O Sr. Bras está altamente endividado, resultado de anos gastando acima da sua renda. Sua dívida no banco já equivale a quase um ano de trabalho. Ele é um pai de família e vai ao supermercado fazer as compras do mês, mas como está sem dinheiro, acaba entrando no cheque especial. O problema é que o Sr. Bras continua indo jantar em restaurantes caros e não quer cortar gastos. Sabemos que essa história vai acabar mal.
O Brasil hoje se parece muito com o personagem. Com gastos acima da arrecadação de impostos desde 2014, descontados os juros, o país hoje deve mais de 80% do PIB. Isso mesmo aumentando impostos há décadas para cobrir gastos cada vez maiores. Ser um dos países com impostos e dívida mais elevados do mundo é uma das explicações do porquê o país não cresce.
Os impostos reduzem a renda disponível do cidadão e da empresa, o que inibe investimentos, fundamentais para o crescimento. Pior, o país que gasta mais do que cobra de impostos pega emprestado a poupança que empresas e famílias acumulam. Recursos que seriam usados para financiar comércios, indústrias e gerar crescimento.
Se o governo utiliza bem esses recursos, investindo em boa educação, por exemplo, ele pode ajudar no crescimento do país. Infelizmente, não é o nosso caso. Temos um dos maiores gastos públicos do mundo, mais de 40% do PIB antes da pandemia. Porém, os recursos são mal gastos. Caso contrário, não teríamos ficado tão para trás.
Nos últimos 25 anos, após o controle da inflação galopante, a renda média dos brasileiros cresceu cerca de 1% ao ano. Enquanto a renda per capita do mundo dobrou no período, a nossa subiu aproximadamente 30%.
Isso acontece porque o Estado brasileiro é uma máquina de privilégios e produz poucas oportunidades. Temos um Estado que trabalha para si mesmo. Os acontecimentos recentes, que devem culminar no rompimento do teto dos gastos, demonstram isso.
O teto foi criado para garantir que o Estado aumentasse seus gastos apenas de acordo com o aumento da inflação. Dessa maneira, com o crescimento da economia, seria possível equilibrar as contas e estabilizar a dívida. Nossos governantes precisariam aprender a fazer escolhas, já que não poderiam mais criar novas despesas sem cortar outras.
A discussão do aumento do Bolsa Família em um contexto de elevado desemprego e inflação alta poderia fazer sentido. Mas a solução foi feita às pressas, sem pensar em um desenho que ajudasse na inclusão produtiva dessas pessoas. Outras medidas, como vale-gás e “bolsa diesel” mostram que o Executivo e Legislativo estão focados em conseguir apoio nas próximas eleições. Nenhum dos programas se preocupa em gerar emprego e renda para essas pessoas.
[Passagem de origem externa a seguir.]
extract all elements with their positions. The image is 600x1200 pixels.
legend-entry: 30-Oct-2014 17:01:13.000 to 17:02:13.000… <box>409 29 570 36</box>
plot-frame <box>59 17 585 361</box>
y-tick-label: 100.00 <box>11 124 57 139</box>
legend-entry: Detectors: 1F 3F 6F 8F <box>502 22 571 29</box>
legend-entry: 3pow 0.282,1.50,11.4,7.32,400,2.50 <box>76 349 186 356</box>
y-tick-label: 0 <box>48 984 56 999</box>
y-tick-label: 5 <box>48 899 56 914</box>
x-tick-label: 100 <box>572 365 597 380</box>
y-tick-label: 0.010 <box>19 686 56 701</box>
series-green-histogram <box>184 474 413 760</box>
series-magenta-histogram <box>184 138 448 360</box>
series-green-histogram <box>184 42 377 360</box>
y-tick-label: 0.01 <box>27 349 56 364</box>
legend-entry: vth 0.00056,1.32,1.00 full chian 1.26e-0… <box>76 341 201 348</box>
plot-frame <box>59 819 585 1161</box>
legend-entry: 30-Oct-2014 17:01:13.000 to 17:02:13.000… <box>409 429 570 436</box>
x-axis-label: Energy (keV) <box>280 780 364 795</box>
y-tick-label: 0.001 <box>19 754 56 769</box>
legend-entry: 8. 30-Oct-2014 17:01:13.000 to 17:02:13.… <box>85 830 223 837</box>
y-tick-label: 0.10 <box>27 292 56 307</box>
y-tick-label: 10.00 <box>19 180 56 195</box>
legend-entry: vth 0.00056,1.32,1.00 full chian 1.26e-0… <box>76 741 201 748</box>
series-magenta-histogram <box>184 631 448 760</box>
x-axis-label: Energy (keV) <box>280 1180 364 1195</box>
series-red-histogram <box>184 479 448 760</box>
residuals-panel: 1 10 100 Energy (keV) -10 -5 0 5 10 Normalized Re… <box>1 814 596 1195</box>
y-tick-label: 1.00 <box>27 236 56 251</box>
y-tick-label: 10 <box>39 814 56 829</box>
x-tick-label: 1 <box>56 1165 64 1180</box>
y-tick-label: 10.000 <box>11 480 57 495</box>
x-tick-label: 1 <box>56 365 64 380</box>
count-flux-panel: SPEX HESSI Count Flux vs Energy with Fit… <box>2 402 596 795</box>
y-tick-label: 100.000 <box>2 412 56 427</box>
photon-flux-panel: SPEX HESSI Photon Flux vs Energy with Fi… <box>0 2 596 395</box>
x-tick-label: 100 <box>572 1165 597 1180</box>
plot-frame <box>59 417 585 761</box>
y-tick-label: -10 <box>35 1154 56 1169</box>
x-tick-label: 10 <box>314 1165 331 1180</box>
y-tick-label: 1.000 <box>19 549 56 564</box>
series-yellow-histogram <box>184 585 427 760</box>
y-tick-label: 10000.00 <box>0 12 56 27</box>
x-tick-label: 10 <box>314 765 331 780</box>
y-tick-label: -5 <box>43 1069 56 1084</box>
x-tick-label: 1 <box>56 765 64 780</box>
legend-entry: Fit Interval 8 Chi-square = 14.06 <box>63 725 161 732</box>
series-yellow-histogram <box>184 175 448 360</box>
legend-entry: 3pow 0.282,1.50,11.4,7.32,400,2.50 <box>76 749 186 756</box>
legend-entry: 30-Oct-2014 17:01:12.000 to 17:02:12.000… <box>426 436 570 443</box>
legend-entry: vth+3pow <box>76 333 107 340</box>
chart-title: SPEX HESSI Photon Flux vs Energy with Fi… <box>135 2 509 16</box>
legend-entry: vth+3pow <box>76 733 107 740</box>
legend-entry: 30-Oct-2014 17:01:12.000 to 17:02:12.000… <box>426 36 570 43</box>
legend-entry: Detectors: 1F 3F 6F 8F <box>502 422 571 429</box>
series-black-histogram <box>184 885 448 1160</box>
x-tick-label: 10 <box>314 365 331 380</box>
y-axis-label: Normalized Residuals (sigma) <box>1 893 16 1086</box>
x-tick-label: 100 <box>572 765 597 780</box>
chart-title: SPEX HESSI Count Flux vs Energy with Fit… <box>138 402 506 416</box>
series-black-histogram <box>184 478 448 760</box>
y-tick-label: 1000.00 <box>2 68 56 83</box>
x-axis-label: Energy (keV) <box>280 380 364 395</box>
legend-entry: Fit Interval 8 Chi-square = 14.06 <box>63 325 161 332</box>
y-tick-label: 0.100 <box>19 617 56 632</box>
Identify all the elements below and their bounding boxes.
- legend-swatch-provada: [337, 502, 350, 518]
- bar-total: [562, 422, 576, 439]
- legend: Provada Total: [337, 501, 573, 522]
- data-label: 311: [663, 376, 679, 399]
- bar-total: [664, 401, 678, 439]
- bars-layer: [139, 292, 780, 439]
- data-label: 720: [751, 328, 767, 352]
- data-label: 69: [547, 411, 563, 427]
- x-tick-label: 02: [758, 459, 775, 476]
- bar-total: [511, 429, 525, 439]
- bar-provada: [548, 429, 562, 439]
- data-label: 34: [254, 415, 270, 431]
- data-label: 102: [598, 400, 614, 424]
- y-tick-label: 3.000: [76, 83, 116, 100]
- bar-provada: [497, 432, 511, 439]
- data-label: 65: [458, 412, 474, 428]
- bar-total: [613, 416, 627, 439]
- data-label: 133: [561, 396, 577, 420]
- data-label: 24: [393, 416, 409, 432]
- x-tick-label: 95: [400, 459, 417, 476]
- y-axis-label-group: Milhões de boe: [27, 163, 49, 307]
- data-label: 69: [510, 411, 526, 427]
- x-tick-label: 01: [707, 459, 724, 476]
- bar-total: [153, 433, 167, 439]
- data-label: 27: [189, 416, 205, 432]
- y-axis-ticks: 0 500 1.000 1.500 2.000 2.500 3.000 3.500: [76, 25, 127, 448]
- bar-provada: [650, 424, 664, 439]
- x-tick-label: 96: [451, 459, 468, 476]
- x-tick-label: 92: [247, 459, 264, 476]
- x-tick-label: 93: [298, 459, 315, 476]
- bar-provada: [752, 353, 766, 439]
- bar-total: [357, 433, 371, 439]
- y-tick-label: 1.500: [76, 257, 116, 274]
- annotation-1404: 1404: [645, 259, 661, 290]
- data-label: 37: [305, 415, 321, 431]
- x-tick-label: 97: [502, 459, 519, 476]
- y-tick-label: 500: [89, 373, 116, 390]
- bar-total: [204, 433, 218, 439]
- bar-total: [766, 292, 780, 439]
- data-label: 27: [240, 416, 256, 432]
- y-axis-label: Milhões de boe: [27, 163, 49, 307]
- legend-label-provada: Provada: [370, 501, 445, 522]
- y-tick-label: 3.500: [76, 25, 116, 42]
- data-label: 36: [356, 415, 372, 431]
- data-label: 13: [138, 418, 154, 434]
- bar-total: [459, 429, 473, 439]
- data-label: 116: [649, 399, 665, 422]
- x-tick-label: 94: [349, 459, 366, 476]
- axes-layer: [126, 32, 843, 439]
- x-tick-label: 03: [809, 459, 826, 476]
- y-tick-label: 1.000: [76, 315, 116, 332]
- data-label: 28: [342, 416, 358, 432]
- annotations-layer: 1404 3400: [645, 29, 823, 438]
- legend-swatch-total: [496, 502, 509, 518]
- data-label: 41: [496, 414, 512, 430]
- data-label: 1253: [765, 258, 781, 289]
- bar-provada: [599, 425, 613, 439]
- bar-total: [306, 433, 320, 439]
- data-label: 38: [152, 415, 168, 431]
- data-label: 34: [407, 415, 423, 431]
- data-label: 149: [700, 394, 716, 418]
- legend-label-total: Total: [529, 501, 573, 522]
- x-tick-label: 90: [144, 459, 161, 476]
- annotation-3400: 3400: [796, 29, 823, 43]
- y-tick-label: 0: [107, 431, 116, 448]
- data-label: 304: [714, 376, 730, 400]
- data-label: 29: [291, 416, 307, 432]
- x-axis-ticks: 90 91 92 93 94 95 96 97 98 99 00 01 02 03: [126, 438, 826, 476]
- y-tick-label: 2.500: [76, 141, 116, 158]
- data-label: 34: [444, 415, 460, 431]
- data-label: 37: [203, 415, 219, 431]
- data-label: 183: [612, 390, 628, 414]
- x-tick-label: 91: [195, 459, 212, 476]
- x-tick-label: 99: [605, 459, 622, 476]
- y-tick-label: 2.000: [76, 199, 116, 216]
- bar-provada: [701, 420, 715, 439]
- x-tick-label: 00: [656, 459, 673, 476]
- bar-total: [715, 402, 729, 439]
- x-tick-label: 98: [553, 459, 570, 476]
Agora vem o pior. Decidiram aumentar as despesas sem cortar outras. E sabemos que não faltam privilégios para cortar. Alguns exemplos são os ganhos da elite do funcionalismo de várias remunerações, como auxílio-moradia, auxílio-paletó, auxílio-alimentação e reembolsos de gastos com saúde, que fazem com que seu rendimento supere em muito o teto salarial de R$ 39,2 mil do setor público.
Somos o sétimo país que mais gasta com funcionalismo em proporção do PIB. Gastamos mais que a Suécia e a Inglaterra, a título de comparação. O estabelecimento de metas e avaliações que garantam um bom serviço prestado e o corte de mordomias da elite do funcionalismo, como 60 dias de férias dos juízes (que ainda têm recesso de pelo menos 15 dias), poderiam ajudar nessa economia.
O fundo eleitoral, que encarece as campanhas e concentra recursos nos políticos já eleitos, diminuindo a democratização do acesso ao Executivo e ao Legislativo é outro exemplo. Assim como as emendas parlamentares recordes que devem ser desembolsadas no ano de eleição.
A consequência disso é desastrosa e deve resultar em menor crescimento e maior inflação. Desde que o não cumprimento do teto de gastos começou a ser debatido no final de julho, as empresas listadas na Bolsa de Valores perderam mais de R$ 1 trilhão em valor de mercado. Isso significa menos investimentos e oportunidades de emprego e renda.
Fora isso, houve um aumento expressivo das taxas de juros, porque ficou clara a incapacidade do país de fazer escolhas e não aumentar gastos. O país entrou no cheque especial.
O aumento de gastos do governo tem que ser financiado via aumento de impostos, maior endividamento ou inflação. Essa terceira alternativa é a mais perversa, já que os mais vulneráveis não conseguem se proteger. A melhor solução seria cortar privilégios. Se o país não consegue fazer isso em um cenário de crise, com elevado desemprego e pessoas passando fome, quando fará?